Gagne asks whether some teachers push back against the pace of change in Hilliard, especially relating to the technology in schools.

Dr. Marschhausen tells teachers that it’s okay to fail in embracing technology in schools, and that some will be walkers, some will be joggers and some will be sprinters.

“That’s fine, you have to embrace the fact that some people are a little more fearful, some people don’t want to fail as fast as others,” he says. “Within any organization you have to be able to embrace the different speeds at which people work.”

And there are foundations that won’t change: teaching young people to read and write, for example, and teaching them math facts.

“There are some things there are no shortcuts to, it takes amazing teachers and relationships with students,” Dr. Marschhausen says. “Teaching kids to read and write is personal.”

The efforts are paying off. Gagne notes Hilliard is enjoying wonderful support in the community, and recently passed a levy issue with the highest amount of support ever.

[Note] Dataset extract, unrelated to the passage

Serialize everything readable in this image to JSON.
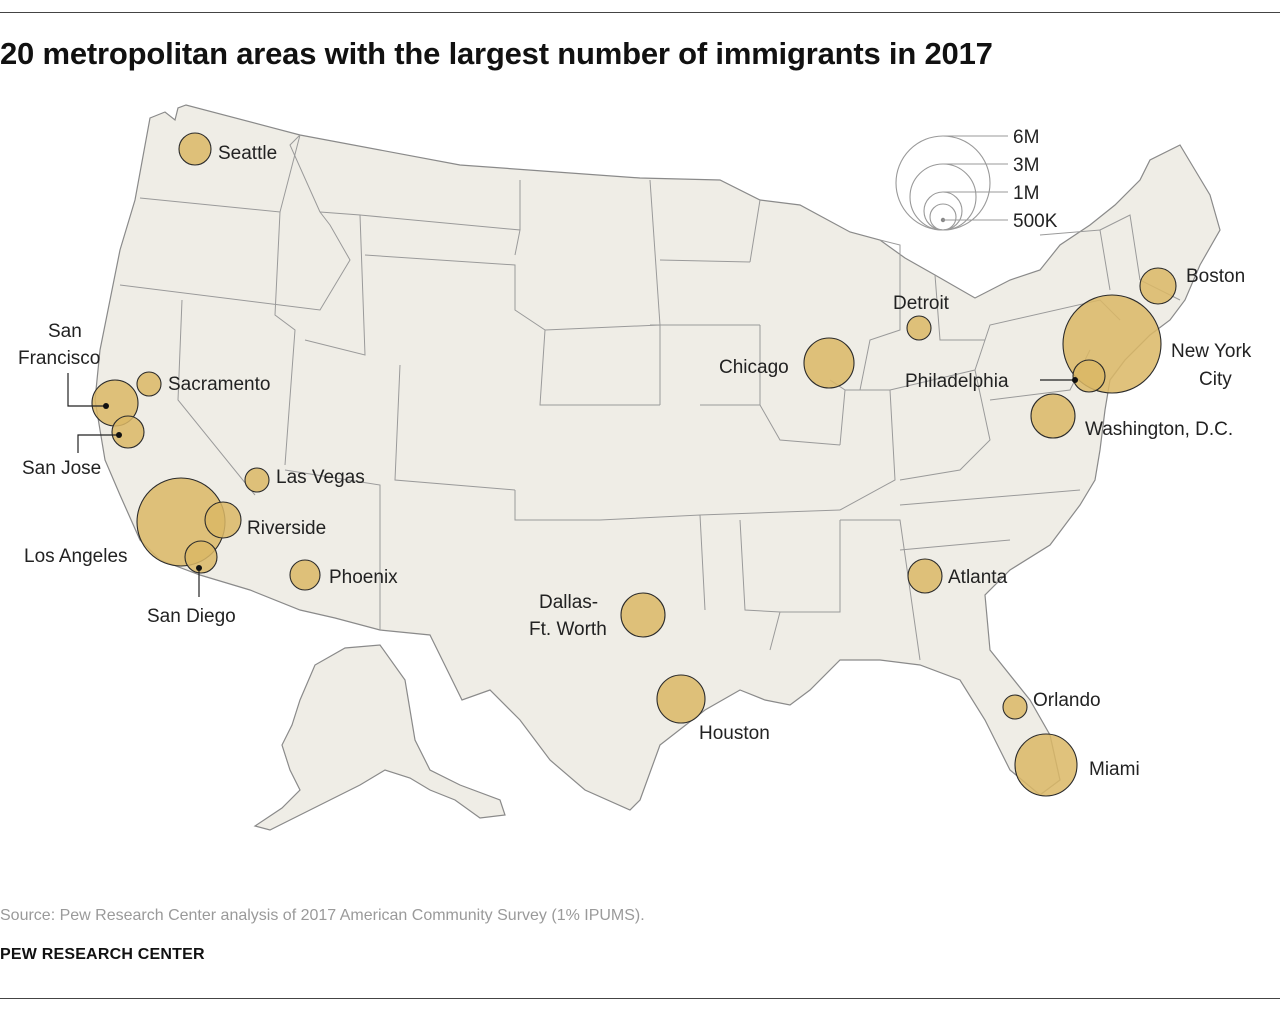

“It’s a journey, we still have some who will give you the quote, ‘Well it was good enough when I went to school, I don’t understand why we have to change now,’” Dr. Marschhausen says. “The conversation starts with the world we’re preparing these students for. We’re preparing these kids for a world that doesn’t yet exist.”

He credits Allerton Hill Communications with assisting in the communication with parents and Hilliard residents.

“People move to Hilliard because we don’t do it the way it was in the past,” he says. “Our board-adopted mission statement is to prepare students to be ready for tomorrow.”

Dr. Marschhausen calls it a “whole different mindset” for teachers and students.

“For the old system of education there was a finish line, it was, ‘Give me a checklist, I’m going to do what I’m told to do,’” he says. “There is no checklist anymore, it is a journey. You have to be willing to say, ‘I’m okay doing the work every day, knowing that I’m going to have to do different work tomorrow.’ And that is a whole different mindset.”

On his trip, Dr. Marschhausen learned about how Apple’s hiring process has evolved, and how that’s shaping his approach. He is thinking about hiring whoever is likely to be the best teacher in five years.

“We used to hire people who were the best candidates at the moment,” he says. “Apple has us thinking, and reviewing and reflecting on our own process. The best person right now might not be the best person in five years. How do you, through an interview process, evaluate capacity?”

And he is learning the importance of cultural alignment from Apple, applying it to bus drivers, cooks, teachers, administrators and parents.

“To create that alignment of purpose and mission where your heart and your mind are in the same place,” he says. “Now there’s the culture that you strive for.”

Dr. Marschhausen notes his blog, Life in Focus, applies quotes that catch his attention to the work he’s doing everyday.

“I do it because it keeps me grounded,” he says. “There are times that I need to press pause and reflect on what’s most important.”